The US represents the largest regional market for In-Flight Wi-Fi services worldwide, with what was initially viewed as a competitive differentiator, is now simply viewed in the US market as a competitive requirement. The future of in-flight Wi-Fi will be less about convincing airlines of the merit and more about leveraging the network to provide a broader breadth of services.
Since Google subsidised Wi-Fi access onboard select Delta, Air Tran (now part of Southwest) and Virgin America flights last holiday season, the share of passengers using Wi-Fi has grown from 4% to 7%.
Smartphones and tablets are becoming passengers' devices of choice. In-flight providers also are rolling out new passenger services like streaming video that could further boost revenue for the in-flight Wi-Fi industry. Most airlines that offer Wi-Fi price it at $11 to $49 for computer devices and $4.95 to $19.95 for mobile devices.

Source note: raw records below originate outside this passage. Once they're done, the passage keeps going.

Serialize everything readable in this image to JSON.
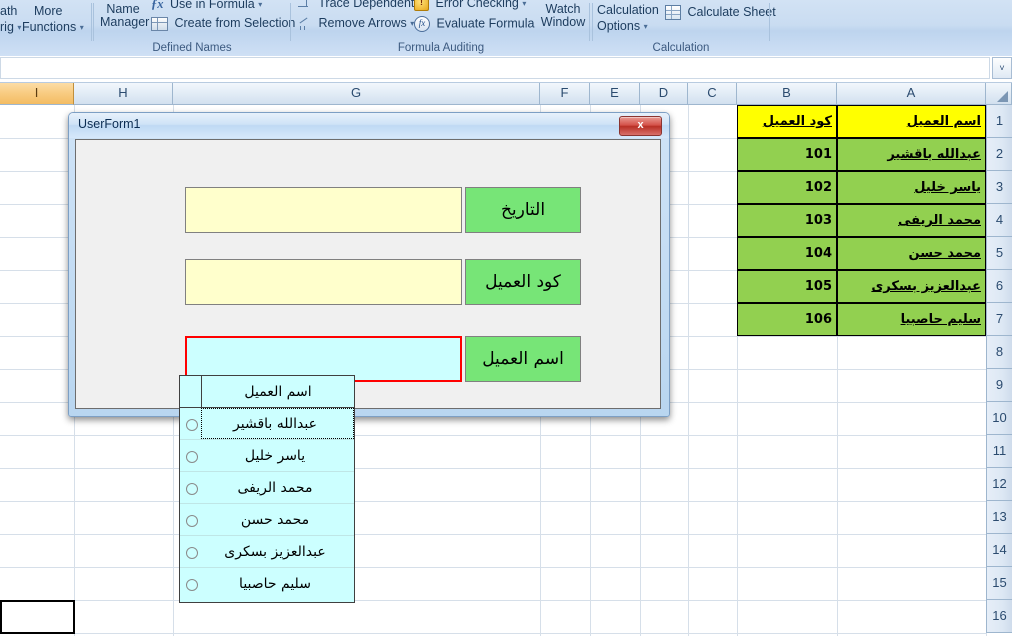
{
  "ribbon": {
    "groups": [
      {
        "label": "",
        "items": [
          {
            "label": "ath",
            "icon": "math-trig-icon"
          },
          {
            "label": "rig",
            "icon": "math-trig-dropdown-icon"
          },
          {
            "label": "More",
            "icon": "more-functions-icon"
          },
          {
            "label": "Functions",
            "icon": "more-functions-dropdown-icon"
          }
        ]
      },
      {
        "label": "Defined Names",
        "items": [
          {
            "label": "Name",
            "icon": "name-manager-icon"
          },
          {
            "label": "Manager",
            "icon": "name-manager-icon"
          },
          {
            "label": "Use in Formula",
            "icon": "fx-icon"
          },
          {
            "label": "Create from Selection",
            "icon": "create-from-selection-icon"
          }
        ]
      },
      {
        "label": "Formula Auditing",
        "items": [
          {
            "label": "Trace Dependents",
            "icon": "trace-dependents-icon"
          },
          {
            "label": "Remove Arrows",
            "icon": "remove-arrows-icon"
          },
          {
            "label": "Error Checking",
            "icon": "error-checking-icon"
          },
          {
            "label": "Evaluate Formula",
            "icon": "evaluate-formula-icon"
          }
        ]
      },
      {
        "label": "",
        "items": [
          {
            "label": "Watch",
            "icon": "watch-window-icon"
          },
          {
            "label": "Window",
            "icon": "watch-window-icon"
          }
        ]
      },
      {
        "label": "Calculation",
        "items": [
          {
            "label": "Calculation",
            "icon": "calculation-options-icon"
          },
          {
            "label": "Options",
            "icon": "calculation-options-dropdown-icon"
          },
          {
            "label": "Calculate Sheet",
            "icon": "calculate-sheet-icon"
          }
        ]
      }
    ],
    "labels": {
      "math_trig_1": "ath",
      "math_trig_2": "rig",
      "more_1": "More",
      "more_2": "Functions",
      "name_mgr_1": "Name",
      "name_mgr_2": "Manager",
      "use_in_formula": "Use in Formula",
      "create_from_selection": "Create from Selection",
      "defined_names": "Defined Names",
      "trace_dependents": "Trace Dependents",
      "remove_arrows": "Remove Arrows",
      "error_checking": "Error Checking",
      "evaluate_formula": "Evaluate Formula",
      "formula_auditing": "Formula Auditing",
      "watch_1": "Watch",
      "watch_2": "Window",
      "calc_opt_1": "Calculation",
      "calc_opt_2": "Options",
      "calculate_sheet": "Calculate Sheet",
      "calculation": "Calculation"
    }
  },
  "formula_bar": {
    "name_box_value": "",
    "formula_value": "",
    "expand_glyph": "˅"
  },
  "sheet": {
    "column_headers": [
      "I",
      "H",
      "G",
      "F",
      "E",
      "D",
      "C",
      "B",
      "A"
    ],
    "selected_column": "I",
    "row_headers": [
      "1",
      "2",
      "3",
      "4",
      "5",
      "6",
      "7",
      "8",
      "9",
      "10",
      "11",
      "12",
      "13",
      "14",
      "15",
      "16"
    ],
    "table": {
      "header": {
        "col_a": "اسم العميل",
        "col_b": "كود العميل"
      },
      "rows": [
        {
          "name": "عبدالله باقشير",
          "code": "101"
        },
        {
          "name": "ياسر خليل",
          "code": "102"
        },
        {
          "name": "محمد الريفى",
          "code": "103"
        },
        {
          "name": "محمد حسن",
          "code": "104"
        },
        {
          "name": "عبدالعزيز بسكرى",
          "code": "105"
        },
        {
          "name": "سليم حاصبيا",
          "code": "106"
        }
      ]
    },
    "colors": {
      "header_fill": "#ffff00",
      "data_fill": "#92d050",
      "selected_header": "#f3bc63"
    }
  },
  "userform": {
    "title": "UserForm1",
    "close_label": "x",
    "fields": [
      {
        "label": "التاريخ",
        "value": "",
        "type": "textbox"
      },
      {
        "label": "كود العميل",
        "value": "",
        "type": "textbox"
      },
      {
        "label": "اسم العميل",
        "value": "",
        "type": "combobox"
      }
    ],
    "label_date": "التاريخ",
    "label_code": "كود العميل",
    "label_name": "اسم العميل",
    "date_value": "",
    "code_value": "",
    "name_value": "",
    "colors": {
      "label_fill": "#77e577",
      "textbox_fill": "#ffffcc",
      "combo_fill": "#ccffff",
      "combo_focus_border": "#ff0000",
      "close_button": "#b82f25"
    }
  },
  "dropdown": {
    "header": "اسم العميل",
    "items": [
      {
        "text": "عبدالله باقشير",
        "focused": true
      },
      {
        "text": "ياسر خليل",
        "focused": false
      },
      {
        "text": "محمد الريفى",
        "focused": false
      },
      {
        "text": "محمد حسن",
        "focused": false
      },
      {
        "text": "عبدالعزيز بسكرى",
        "focused": false
      },
      {
        "text": "سليم حاصبيا",
        "focused": false
      }
    ]
  }
}
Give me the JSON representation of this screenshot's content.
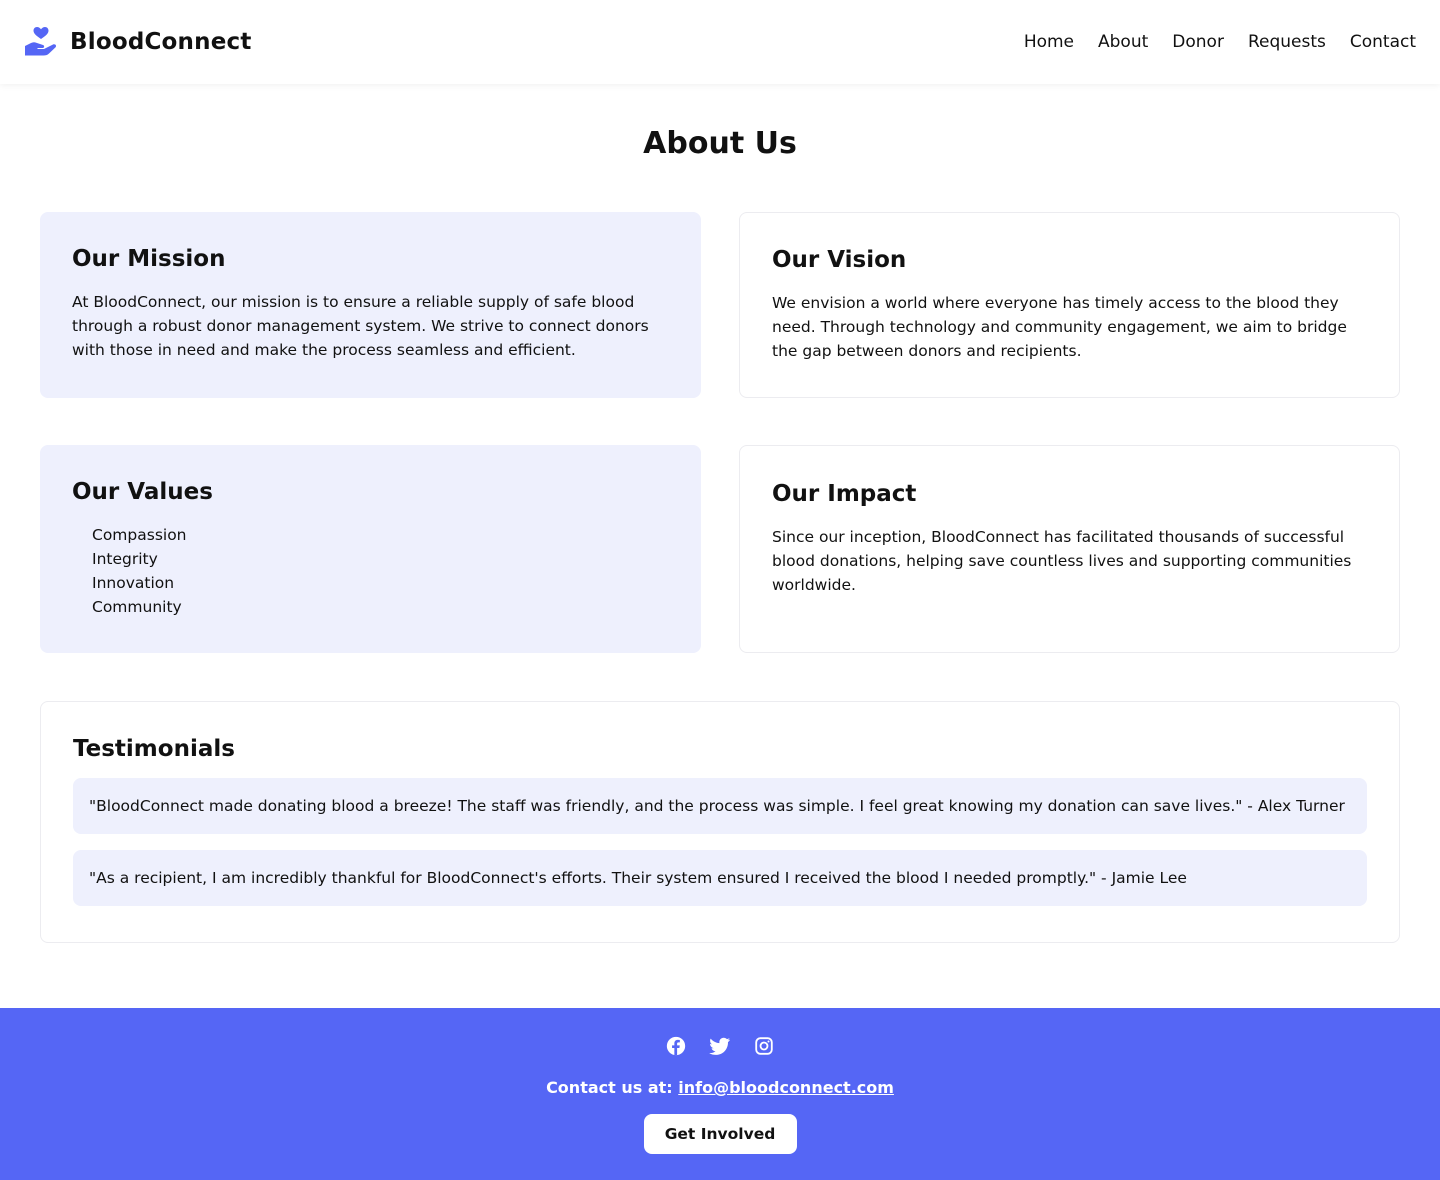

With more and more passengers getting used to some form of connectivity in the air, the market is set to continue to grow over the next decade as cellular and, particularly, Wi-Fi services become much more common. For many airlines, it will simply not be acceptable to fail to offer in-flight connectivity if rivals operating on the same route do so. As connectivity moves from a 'nice to have' to a 'must have' offering, it is predicted that 15,351 aircraft will be connected by the end of 2021.